C'est un changement de ton sensible par rapport à son prédécesseur, Clément Beaune. Il avait laissé entendre que le gouvernement pourrait proposer l'instauration de "périodes préréservées" donc interdites à la grève, "d'un service minimum afin de maintenir une continuité des services de transport en temps de grève en augmentant les délais de préavis".

Du côté de la direction de la SNCF, les revendications doivent faire partie de négociations globales et pluriannuelles à travers une "plateforme de progrès social", une nouvelle approche mise en place récemment. Pour le groupe, c'est une question d'équité et de méthode.

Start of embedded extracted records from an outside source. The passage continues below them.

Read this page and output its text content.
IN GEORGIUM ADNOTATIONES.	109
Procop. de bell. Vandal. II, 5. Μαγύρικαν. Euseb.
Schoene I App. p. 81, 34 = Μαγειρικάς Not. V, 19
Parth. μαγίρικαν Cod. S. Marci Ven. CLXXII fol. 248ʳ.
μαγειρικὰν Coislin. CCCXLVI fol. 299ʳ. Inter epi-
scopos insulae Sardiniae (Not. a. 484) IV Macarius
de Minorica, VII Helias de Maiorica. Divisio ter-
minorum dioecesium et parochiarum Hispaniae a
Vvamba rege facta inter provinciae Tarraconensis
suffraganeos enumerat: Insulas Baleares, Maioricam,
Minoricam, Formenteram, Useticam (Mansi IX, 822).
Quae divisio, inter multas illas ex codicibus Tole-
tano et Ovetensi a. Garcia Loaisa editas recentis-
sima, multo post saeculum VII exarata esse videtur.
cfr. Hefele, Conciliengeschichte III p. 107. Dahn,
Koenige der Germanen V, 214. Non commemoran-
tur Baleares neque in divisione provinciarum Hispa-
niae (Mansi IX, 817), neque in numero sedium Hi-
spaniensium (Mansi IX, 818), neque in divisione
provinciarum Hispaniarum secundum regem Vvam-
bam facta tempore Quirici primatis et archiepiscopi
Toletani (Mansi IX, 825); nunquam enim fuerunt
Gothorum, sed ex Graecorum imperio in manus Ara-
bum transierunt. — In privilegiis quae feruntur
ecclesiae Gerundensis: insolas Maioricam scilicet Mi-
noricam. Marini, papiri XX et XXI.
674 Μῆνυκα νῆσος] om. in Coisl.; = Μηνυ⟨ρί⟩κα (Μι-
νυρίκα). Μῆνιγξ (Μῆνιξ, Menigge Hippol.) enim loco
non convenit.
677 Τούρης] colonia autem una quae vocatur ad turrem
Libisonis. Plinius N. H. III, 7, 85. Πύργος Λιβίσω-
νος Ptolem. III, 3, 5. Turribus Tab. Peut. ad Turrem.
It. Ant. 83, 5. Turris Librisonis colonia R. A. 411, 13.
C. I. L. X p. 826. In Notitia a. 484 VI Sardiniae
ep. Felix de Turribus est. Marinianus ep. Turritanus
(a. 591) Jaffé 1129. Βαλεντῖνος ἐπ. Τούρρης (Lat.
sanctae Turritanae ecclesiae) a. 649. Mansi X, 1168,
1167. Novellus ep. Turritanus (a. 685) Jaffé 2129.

Jean-Pierre Farandou, son PDG, a d'ailleurs mis l'accent sur "la cohérence et l'unité sociale" dans les rangs de la SNCF. Traduction, cette "plateforme de progrès social" est une sorte de négociation permanente qui doit permettre d'éviter d'agiter à chaque revendication une menace de grève.

De toute manière, encadrer ou limiter le droit de grève s'apparenterait à un parcours du combattant pour le gouvernement.

Parcours du combattant

Pour Thierry Meillat, avocat associé au sein du cabinet Hogan Lovells, "selon la Constitution, le droit de grève s'exerce dans le cadre des lois qui le règlementent, donc le droit de grève n'est pas absolu, on peut y mettre des aménagements dans le cadre de la loi. C'est le cas déjà pour les préavis dans les transports publics qui ont été mis en place par la loi dans les années 2000 et le Conseil constitutionnel a validé", explique-t-il sur BFM Business.

"La difficulté est que le Conseil constitutionnel regarde si c'est proportionnel à d'autres principes comme celui de la continuité du service public. 'Est-ce que l'attaque portée à l'exercice du droit de grève avec un cadre spécifique se justifie par la continuité du service public?' Et là, c'est difficile de répondre, je ne pense pas que le Conseil irait jusqu'à accepter la proposition qui a été faite par ce sénateur", poursuit-il.

Un avis partagé par Emilie de Goys, avocate au sein du cabinet Desfilis: "Une telle proposition risque d’être censurée par le Conseil constitutionnel. Interdire la grève dans le secteur des transports pour assurer les départs en vacances scolaires risque d’être considéré comme une atteinte disproportionnée au droit de grève".

Jeux olympiques et transports: pour le ministre, "il n'y aura pas grève"

Face aux menaces de grèves pendant les JO de Paris, Patrice Vergriete, le ministre délégué aux Transports indique ce jeudi sur France Inter "n'être absolument pas" inquiet.

"Je ne crois pas un seul instant que les ouvriers, les salariés, les syndicats mettront en péril l'image de la France ou de leur entreprise aux yeux du monde entier, je n'y crois pas un seul instant. Il n'y aura pas grève, ce n'est pas du tout dans la culture ouvrière, ou alors je change de pays et je ne comprends plus rien au monde ouvrier", avance-t-il.

"On est attaché à son entreprise quand on est ouvrier ou syndicaliste, on est attaché à l'image de son pays et je ne crois pas un seul instant qu'il y aura des grèves".